Conventional theory in electoral politics often highlights the importance of “attack and offense” in campaign plans. Therefore, the extent to which one can successfully set the agenda and frame the debate for campaigning would determine one’s chances of ultimate victory.
However, when it comes to the Jan. 14 presidential and legislative elections in Taiwan, how to avoid making mistakes and thereby giving opponents a chance to succeed constitutes an essential element of winning the poll.
In the presidential race, for example, who would have thought that Chinese Nationalist Party (KMT) candidate, President Ma Ying-jeou’s (馬英九) relative lead over his main challenger, Democratic Progressive Party (DPP) Chairperon Tsai Ing-wen (蔡英文), would be overturned in a month — according to various public polls?
One month ago, Tsai’s campaign was overshadowed by the KMT’s “smear war” against her running mate Su Jia-chyuan’s (蘇嘉全) alleged illegal ownership of a farmhouse. At this time, Ma’s lead over Tsai once widened to 10 percent.
A month later, the most recent polls — including those of the KMT-favoring China Times and TVBS — have shown a tie between Ma and Tsai. Other polls released by the Future Exchange Institution and the American Institute in Taiwan showed Tsai is leading Ma by 2 percent to 3 percent. Tsai and her DPP also garnered more support in areas traditionally considered KMT strongholds, such as central Taiwan and Hakka constituencies. Underground gambling circles have also cut their bets for Ma’s lead over Tsai from 600,000 votes to 200,000 votes.
Three major factors have led to the change in electoral support for Ma and Tsai. The first involves the participation of another presidential candidate, People First Party (PFP) Chairman James Soong (宋楚瑜).
Soong collected more than 450,000 signatures to pass the minimum threshold for qualifying as a candidate and pledged to join the presidential race no matter how low his chance of victory is. Most polls show that Soong has 10 percent to 15 percent of electoral support, which translates into at least 700,000 to 800,000 votes. Given the razor-thin gap between Ma and Tsai, the fact that Soong would attract more votes from the KMT than the DPP increases Tsai’s chances of winning the presidency.
The second factor concerns a series of mistakes made by Ma and his Cabinet. Ma’s flip-flops on his proposal to forge a peace accord with China were he elected, as well as his about-face on whether to incorporate a referendum to decide whether to sign such a peace accord, displayed the inconsistency and shortsightedness of his decisionmaking. Both Beijing and Washington were surprised by Ma’s electoral maneuvering on the issue of a peace accord.

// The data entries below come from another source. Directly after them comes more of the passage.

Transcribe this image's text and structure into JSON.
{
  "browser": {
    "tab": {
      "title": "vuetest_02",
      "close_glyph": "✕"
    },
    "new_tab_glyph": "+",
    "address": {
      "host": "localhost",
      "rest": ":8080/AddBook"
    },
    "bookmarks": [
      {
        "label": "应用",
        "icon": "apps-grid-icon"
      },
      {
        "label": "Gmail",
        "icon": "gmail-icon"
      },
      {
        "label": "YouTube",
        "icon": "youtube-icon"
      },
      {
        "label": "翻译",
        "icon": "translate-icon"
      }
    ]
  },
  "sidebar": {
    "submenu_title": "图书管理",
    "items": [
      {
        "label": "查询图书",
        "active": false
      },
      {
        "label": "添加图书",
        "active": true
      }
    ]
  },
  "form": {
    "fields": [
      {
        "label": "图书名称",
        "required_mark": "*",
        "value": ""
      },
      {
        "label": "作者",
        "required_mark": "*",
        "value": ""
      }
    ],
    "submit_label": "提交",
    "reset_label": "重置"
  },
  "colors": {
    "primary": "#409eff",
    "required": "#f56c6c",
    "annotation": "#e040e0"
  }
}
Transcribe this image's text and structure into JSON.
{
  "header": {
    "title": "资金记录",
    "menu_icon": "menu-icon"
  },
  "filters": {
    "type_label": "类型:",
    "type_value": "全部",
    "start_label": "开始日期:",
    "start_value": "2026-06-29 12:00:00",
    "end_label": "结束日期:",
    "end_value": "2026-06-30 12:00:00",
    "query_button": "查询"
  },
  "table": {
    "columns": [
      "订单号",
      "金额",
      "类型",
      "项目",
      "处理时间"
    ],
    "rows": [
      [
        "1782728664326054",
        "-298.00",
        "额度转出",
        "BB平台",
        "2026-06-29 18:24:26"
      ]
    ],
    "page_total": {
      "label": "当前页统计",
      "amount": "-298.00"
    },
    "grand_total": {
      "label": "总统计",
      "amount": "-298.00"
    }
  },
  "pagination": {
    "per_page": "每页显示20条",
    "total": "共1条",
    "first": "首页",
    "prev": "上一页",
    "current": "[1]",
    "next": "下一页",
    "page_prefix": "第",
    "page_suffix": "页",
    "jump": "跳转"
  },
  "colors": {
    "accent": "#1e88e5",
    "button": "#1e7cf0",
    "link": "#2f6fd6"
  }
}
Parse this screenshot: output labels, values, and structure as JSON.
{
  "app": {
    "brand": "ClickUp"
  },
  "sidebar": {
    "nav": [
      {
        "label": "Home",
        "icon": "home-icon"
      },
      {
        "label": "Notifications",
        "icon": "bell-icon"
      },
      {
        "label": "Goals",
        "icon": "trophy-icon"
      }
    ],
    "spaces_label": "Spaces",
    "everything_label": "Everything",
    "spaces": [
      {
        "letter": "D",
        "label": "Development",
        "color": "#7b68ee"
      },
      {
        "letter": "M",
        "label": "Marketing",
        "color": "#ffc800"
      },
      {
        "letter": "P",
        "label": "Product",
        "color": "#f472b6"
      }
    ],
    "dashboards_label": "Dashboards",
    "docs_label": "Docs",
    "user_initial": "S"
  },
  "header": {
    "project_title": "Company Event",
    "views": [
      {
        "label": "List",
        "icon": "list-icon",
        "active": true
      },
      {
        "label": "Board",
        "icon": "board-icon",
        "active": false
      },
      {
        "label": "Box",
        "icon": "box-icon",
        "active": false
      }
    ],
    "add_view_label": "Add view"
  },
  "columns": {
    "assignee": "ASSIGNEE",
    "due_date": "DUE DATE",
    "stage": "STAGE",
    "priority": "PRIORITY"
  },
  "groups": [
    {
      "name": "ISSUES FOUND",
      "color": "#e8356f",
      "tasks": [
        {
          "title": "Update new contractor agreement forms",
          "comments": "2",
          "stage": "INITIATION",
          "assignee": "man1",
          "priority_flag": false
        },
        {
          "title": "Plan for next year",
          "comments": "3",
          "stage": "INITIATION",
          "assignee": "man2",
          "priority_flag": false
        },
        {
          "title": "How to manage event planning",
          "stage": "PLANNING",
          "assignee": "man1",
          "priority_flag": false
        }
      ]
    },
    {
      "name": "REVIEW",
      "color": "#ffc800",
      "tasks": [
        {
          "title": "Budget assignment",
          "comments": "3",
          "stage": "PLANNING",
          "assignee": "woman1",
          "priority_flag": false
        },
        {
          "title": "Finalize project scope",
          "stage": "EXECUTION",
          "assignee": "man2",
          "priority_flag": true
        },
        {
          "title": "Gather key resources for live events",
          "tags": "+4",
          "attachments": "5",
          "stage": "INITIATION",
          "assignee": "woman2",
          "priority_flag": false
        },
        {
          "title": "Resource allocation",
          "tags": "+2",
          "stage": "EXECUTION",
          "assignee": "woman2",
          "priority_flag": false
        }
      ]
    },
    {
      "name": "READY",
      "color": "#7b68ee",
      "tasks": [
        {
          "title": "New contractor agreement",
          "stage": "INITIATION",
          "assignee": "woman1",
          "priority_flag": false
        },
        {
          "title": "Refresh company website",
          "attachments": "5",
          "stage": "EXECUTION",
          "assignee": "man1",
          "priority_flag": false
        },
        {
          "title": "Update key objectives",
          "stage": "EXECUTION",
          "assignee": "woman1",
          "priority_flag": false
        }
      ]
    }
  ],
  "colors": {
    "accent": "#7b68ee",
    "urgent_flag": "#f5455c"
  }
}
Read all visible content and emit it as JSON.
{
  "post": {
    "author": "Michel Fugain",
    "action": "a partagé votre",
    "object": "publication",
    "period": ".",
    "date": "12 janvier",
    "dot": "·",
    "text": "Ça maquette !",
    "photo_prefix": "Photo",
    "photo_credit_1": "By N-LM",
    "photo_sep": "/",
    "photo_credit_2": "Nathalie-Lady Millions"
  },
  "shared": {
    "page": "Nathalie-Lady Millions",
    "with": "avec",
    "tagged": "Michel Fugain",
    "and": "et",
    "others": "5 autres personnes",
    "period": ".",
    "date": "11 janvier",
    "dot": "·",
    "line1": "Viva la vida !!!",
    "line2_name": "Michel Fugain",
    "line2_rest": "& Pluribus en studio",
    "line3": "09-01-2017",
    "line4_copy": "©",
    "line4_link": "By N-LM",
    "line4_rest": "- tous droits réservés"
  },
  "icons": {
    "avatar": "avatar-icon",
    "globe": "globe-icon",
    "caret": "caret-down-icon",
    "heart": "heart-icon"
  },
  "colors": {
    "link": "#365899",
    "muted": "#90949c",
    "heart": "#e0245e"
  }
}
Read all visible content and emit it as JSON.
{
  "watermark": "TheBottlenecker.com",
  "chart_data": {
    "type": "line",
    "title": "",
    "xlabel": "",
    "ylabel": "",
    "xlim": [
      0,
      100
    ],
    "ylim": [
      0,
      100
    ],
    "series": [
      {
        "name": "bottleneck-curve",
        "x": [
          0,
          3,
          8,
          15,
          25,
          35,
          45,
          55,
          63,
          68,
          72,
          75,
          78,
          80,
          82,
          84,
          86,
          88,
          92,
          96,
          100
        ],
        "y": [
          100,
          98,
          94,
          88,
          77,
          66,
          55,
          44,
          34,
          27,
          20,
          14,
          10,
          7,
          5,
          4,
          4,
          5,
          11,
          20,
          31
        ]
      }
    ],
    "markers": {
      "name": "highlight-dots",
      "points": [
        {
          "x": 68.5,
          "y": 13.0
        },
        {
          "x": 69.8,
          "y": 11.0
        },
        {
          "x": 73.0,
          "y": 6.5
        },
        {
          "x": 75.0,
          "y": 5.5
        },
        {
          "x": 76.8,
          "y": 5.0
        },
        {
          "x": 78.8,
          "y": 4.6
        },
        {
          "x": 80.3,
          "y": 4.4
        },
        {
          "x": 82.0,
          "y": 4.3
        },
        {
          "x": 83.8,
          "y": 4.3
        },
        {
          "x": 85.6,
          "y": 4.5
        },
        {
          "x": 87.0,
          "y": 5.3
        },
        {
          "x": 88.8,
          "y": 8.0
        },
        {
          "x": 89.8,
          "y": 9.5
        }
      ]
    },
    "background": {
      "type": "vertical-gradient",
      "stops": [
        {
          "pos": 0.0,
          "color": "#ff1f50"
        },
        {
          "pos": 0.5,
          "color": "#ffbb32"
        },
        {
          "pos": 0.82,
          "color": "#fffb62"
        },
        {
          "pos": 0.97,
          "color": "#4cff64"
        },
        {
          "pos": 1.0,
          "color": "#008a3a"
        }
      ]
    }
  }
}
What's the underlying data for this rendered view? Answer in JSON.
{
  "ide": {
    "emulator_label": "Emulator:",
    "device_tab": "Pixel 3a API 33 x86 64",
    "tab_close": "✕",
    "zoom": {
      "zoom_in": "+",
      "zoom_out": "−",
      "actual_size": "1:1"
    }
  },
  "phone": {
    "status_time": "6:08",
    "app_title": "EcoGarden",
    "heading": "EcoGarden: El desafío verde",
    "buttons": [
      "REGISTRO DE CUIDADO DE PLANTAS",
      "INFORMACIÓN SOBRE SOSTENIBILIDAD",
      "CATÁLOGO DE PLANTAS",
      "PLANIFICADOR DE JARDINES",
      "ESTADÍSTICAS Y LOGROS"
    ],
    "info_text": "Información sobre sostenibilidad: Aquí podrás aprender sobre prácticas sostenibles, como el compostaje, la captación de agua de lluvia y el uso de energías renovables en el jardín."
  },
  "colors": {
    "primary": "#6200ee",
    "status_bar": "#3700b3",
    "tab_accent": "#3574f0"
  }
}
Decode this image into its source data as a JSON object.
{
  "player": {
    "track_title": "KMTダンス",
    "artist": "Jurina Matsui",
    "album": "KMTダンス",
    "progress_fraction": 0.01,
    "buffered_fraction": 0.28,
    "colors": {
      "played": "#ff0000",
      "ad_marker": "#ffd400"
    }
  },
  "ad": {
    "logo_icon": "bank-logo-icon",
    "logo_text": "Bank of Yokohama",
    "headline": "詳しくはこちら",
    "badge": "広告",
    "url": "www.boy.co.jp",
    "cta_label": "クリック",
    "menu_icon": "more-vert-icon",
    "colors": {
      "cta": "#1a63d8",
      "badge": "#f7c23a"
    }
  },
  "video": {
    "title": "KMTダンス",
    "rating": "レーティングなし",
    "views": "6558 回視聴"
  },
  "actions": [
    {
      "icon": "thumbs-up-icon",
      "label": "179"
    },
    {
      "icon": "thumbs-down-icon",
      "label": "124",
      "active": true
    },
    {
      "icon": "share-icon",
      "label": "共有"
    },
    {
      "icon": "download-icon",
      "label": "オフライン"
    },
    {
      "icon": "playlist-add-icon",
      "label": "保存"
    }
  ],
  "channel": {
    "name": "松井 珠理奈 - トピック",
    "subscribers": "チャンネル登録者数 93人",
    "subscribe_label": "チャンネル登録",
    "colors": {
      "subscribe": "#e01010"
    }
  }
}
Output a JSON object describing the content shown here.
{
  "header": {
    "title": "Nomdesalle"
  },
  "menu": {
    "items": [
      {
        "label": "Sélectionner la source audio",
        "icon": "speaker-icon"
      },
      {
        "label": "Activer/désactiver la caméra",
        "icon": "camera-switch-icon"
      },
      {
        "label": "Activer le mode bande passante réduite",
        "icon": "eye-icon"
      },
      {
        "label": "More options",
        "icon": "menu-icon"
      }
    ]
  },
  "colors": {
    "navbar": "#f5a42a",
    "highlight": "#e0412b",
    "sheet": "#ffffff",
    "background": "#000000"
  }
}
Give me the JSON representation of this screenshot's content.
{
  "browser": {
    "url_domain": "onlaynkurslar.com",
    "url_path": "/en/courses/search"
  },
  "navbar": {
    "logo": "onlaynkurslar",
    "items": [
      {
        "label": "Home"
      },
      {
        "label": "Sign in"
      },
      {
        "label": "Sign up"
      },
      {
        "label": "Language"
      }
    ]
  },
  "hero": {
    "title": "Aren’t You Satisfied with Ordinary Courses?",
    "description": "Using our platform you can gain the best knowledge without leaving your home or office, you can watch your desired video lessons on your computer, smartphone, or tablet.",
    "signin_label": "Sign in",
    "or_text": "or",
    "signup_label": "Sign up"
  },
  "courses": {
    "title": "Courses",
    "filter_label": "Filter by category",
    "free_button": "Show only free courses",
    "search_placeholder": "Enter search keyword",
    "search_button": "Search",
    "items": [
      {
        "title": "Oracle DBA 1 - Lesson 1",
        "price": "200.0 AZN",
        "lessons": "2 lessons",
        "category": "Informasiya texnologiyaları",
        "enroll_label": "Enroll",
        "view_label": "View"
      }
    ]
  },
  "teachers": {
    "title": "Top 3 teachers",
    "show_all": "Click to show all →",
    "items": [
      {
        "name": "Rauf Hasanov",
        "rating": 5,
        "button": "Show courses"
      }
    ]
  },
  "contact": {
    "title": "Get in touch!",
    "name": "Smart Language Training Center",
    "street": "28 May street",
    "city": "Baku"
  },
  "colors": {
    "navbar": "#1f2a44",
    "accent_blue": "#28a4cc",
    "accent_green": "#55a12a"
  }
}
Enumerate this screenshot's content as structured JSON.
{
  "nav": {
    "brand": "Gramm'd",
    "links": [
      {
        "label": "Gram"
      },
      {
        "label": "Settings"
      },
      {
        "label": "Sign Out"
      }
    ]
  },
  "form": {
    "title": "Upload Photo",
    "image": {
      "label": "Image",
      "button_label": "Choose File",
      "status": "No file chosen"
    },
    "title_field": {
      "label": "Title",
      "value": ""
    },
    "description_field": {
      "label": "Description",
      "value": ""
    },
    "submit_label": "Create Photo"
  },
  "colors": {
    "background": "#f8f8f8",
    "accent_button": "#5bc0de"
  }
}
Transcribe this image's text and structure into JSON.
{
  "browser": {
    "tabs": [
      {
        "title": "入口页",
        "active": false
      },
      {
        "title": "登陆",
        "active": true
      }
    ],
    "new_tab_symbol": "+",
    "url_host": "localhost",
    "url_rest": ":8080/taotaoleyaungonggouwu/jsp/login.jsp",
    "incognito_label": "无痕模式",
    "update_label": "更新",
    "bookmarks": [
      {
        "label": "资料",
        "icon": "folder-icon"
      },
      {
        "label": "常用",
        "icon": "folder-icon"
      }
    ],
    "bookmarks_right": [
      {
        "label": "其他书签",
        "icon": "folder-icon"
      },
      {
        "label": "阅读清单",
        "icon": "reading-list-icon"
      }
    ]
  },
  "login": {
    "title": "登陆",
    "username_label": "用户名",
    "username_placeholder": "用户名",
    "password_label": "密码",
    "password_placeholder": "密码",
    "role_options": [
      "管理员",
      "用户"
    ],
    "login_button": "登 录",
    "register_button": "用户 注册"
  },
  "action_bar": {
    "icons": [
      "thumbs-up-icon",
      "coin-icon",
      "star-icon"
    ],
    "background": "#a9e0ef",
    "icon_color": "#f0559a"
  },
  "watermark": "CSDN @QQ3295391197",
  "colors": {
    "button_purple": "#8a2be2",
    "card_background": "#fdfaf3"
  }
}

The Cabinet, led by Ma’s running mate, Premier Wu Den-yih (吳敦義), further rocked the boat of Ma’s campaign. On the issue of farmers’ subsidies, Tsai’s camp has forced the Ma administration to favor the DPP’s proposal to add NT$1,000 to each elderly farmers’ monthly stipend. The Cabinet’s original plan was to increase the subsidy by only NT$316, but this backfired against the KMT in its agricultural constituencies in central and southern Taiwan.
Moreover, former Council for Cultural Affairs minister Emile Sheng (盛治仁) resigned last week after allegedly favoring certain performance companies and individuals in the bidding process for the staging of a rock musical to celebrate the 100th anniversary of the Republic of China. Many famous artists and performance organizations have accused Sheng and the Ma administration of spending more than NT215 million (US$7.15 million) on the two-day event and favoring a specific project directed by Stan Lai (賴聲川). Sheng’s resignation demonstrated damage control by Ma’s camp.
The scandal relating to the the director-general of the Taipei Economic and Cultural Office in Kansas City, Jacqueline Liu (劉珊珊), who ran afoul of US labor laws, has also exposed the government’s poor management of its diplomats. Despite the Ministry of Foreign Affairs’ negotiations with its US counterpart on the issue of diplomatic immunity, Liu’s admitting to violations of human rights involving two servants has no doubt damaged Taiwan’s international image.
Recent media disclosures alleging that Ma meet with a head of one of Taiwan’s biggest underground gambling circles could be the last straw for his re-election bid.
Having long portrayed himself as a “political Teflon” man and anti-corruption believer, Ma admitted that he met with bookies prior to the 2008 presidential election and the 2009 local elections. Despite Ma denying recently meeting with and accepting political contributions from bookie Chen Ying-chu (陳盈助), the fact that Ma, who has been criticizing former DPP president Chen Shui-bian (陳水扁) and his family for inappropriately taking contributions from tycoons and therefore corruption, jeopardized his own image as a “clean” politician by meeting with gambling bosses.
While the electorate’s passion for Tsai has been energized by the “three piggy banks” movement, Ma’s campaign has been deeply troubled by his administration’s incompetence and self-destructive behavoir. Ma’s re-election is in jeopardy.
Liu Shih-chung is a senior research fellow at the Taipei-based Taiwan Brain Trust.